The task is to set proof-trees in the style of the tree alongside, i.e. tableaux of the sort that appear in e.g. Richard Jeffrey’s classic Formal Logic or the first edition of my own Introduction to Formal Logic.
Despite the very wide use of such tableaux, there has only lately appeared a purpose-designed package which looks excellent and very flexible, allowing you also to add line numbers (if you want) and line-by-line justifications:
- Prooftrees by Clea Rees. Read the package documentation for many examples of its power and flexibility (example below, and also see my document Setting Tableaux using Prooftrees).
However, because of issues with the packages that prooftrees.sty invokes, a document with many trees does become slow to type set.
Older options for setting tableaux often require bits of trickery to get nice-looking trees (and don’t supply the option of line numbers etc.). I’ll mention them, however, in case they may be enough for your purposes. Two first options are
- The qtree.sty package (Jeff Siskind and Alexis Dimitriadis), written for typesetting linguists’ syntactic trees, can also be adapted to logicians’ purposes.
- pgf and TikZ (Till Tantau 2005-: a general TeX macro package for generating graphics, with a user-friendly syntax layer called TikZ). tikz-qtree provides a macro for drawing trees with TikZ using the easy syntax of qtree.
- For a document with some illustrations of trees set with these, see Proofs in LaTeX (Alex Kocurek, 2017).
Further options include
- The pst-tree package, used for the illustration above. This package is part of the powerful pstricks family of packages. But this can be a little cumbersome to use, e.g. to fine-tune the placing of the diagonal lines.
- Another package originally written for linguists is synttree, which has a pleasing simple syntax in use (Matijs van Zuijlen).
- Then there is forest (Sašo Živanović, 2012–2017).
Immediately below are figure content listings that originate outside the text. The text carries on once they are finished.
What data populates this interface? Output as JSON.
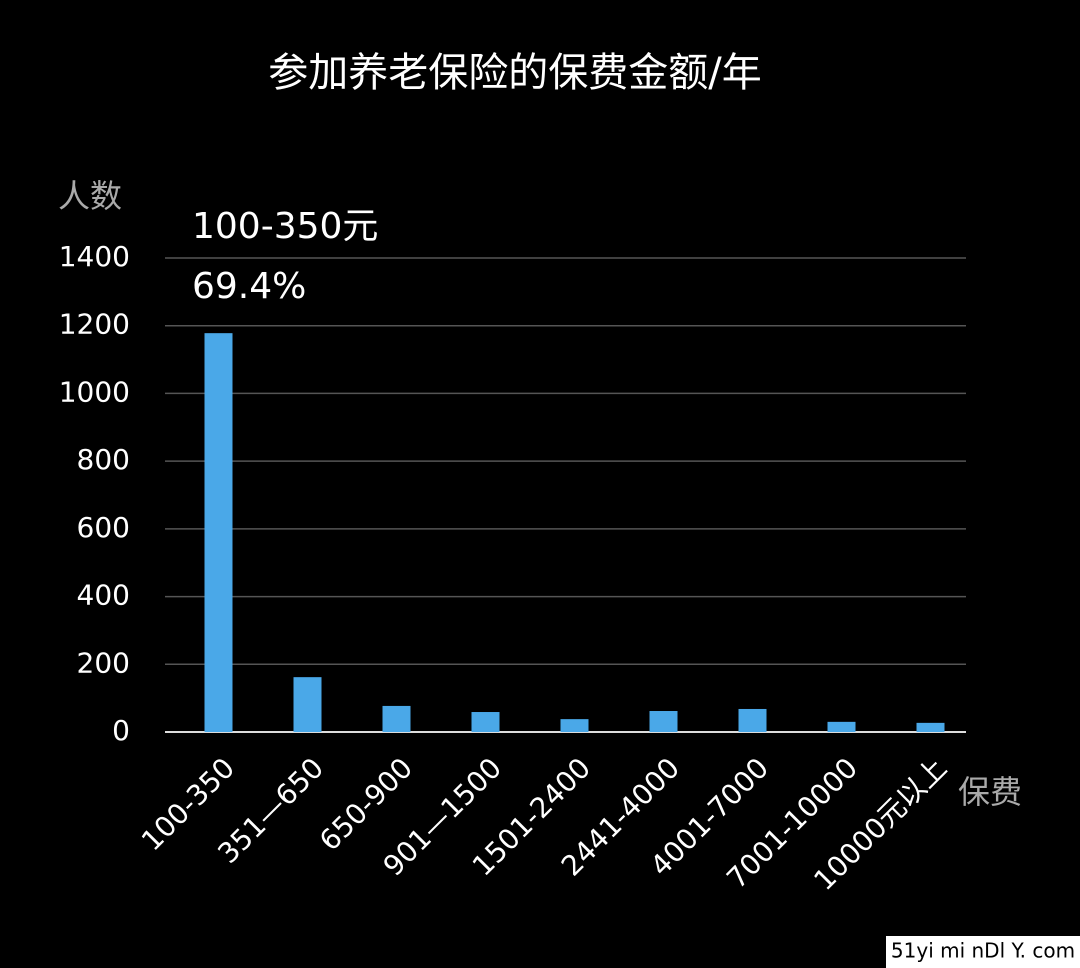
{
  "chart_data": {
    "type": "bar",
    "title": "参加养老保险的保费金额/年",
    "y_label": "人数",
    "x_label": "保费",
    "annotation": [
      "100-350元",
      "69.4%"
    ],
    "watermark": "51yi mi nDl Y. com",
    "categories": [
      "100-350",
      "351—650",
      "650-900",
      "901—1500",
      "1501-2400",
      "2441-4000",
      "4001-7000",
      "7001-10000",
      "10000元以上"
    ],
    "values": [
      1178,
      162,
      77,
      59,
      38,
      62,
      68,
      30,
      27
    ],
    "color": "#4aa8e8",
    "ylim": [
      0,
      1400
    ],
    "yticks": [
      0,
      200,
      400,
      600,
      800,
      1000,
      1200,
      1400
    ],
    "grid": true
  }
}
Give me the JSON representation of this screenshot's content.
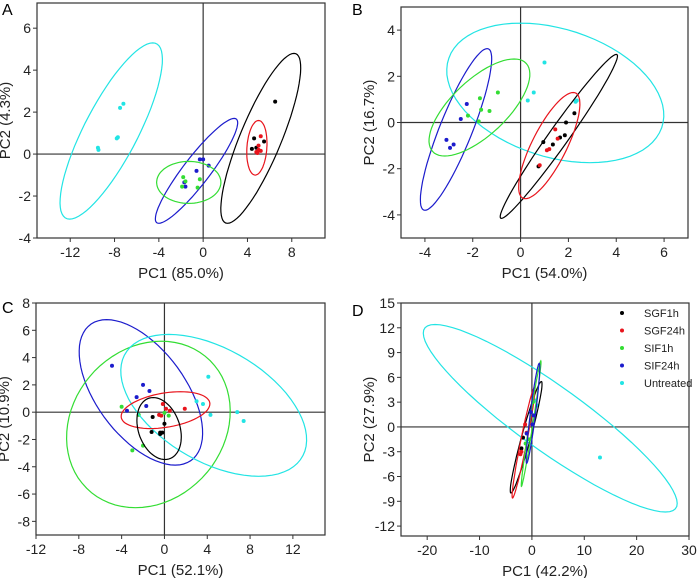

This is another package that provides PGF/TikZ-based apparatus for drawing trees, and looks very flexible. There is a nice worked example in the first answer here which shows how to fine-tune the output.
Clea Rees’s prooftrees package is based on forest. Here’s a fully annotated tree produced by this package:
See my document for more examples.
Updated 16 December 2018
Is anybody else able to get prooftrees to compile on the 2016 tex distribution? I was able to get it to work once I updated to the 2017 distribution but unfortunately I’m having difficulties submitting the paper to ArXiv as they’re still running the 2016 distribution. Is there any fix for this? Otherwise, great package!
At a guess, some compatibility issues may be inherited from changes in forest.sty which prooftrees.sty depends on.
As Peter Smith indicates, this is probably due to changes in prooftrees and/or forest, though it is just possible it could be pgf/tikz related. In general, forest and prooftrees have been updated together or only a few days apart, at most, so an updated TeX Live should (hopefully) include a version of prooftrees compatible with the installed version of forest. However, if you try to combine a newer prooftrees with an older forest, it probably won’t work. Assuming that ArXiv has prooftrees and forest installed, they should be compatible. But you might need to adjust the code for your trees to avoid syntax not supported by older versions. But without knowing the error and without any idea what’s in your code, it is hard to give more specific advice.
You don’t need to hard code the line references, by the way.
Note that prooftrees CAN now be used with bussproofs. Either load bussproofs first. Or load prooftrees with option ‘tableaux’: ‘\usepackage[tableaux]{prooftrees}’. Either way, you can then use ‘prooftree’ for bussproofs trees and ‘tableau’ for prooftrees trees. Take care not to load the tableaux package instead which, as far as I can tell, does something completely different. The tableaux package is loaded with ‘\usepackage{tableau}`. However, should you need bussproofs, tableaux and prooftrees in the same document, I *think* it should still all play nicely together, as tableaux does not seem to define a ‘tableau’ environment, but only provides a ‘tableau’ .sty file. It would help a bit if package authors didn’t commandeer not one, but multiple names – if bussproofs provided ‘bussproof’, say! In the beginning, package authors believed names would always be plentiful and life simple and good. By now, of course, life is no longer so simple.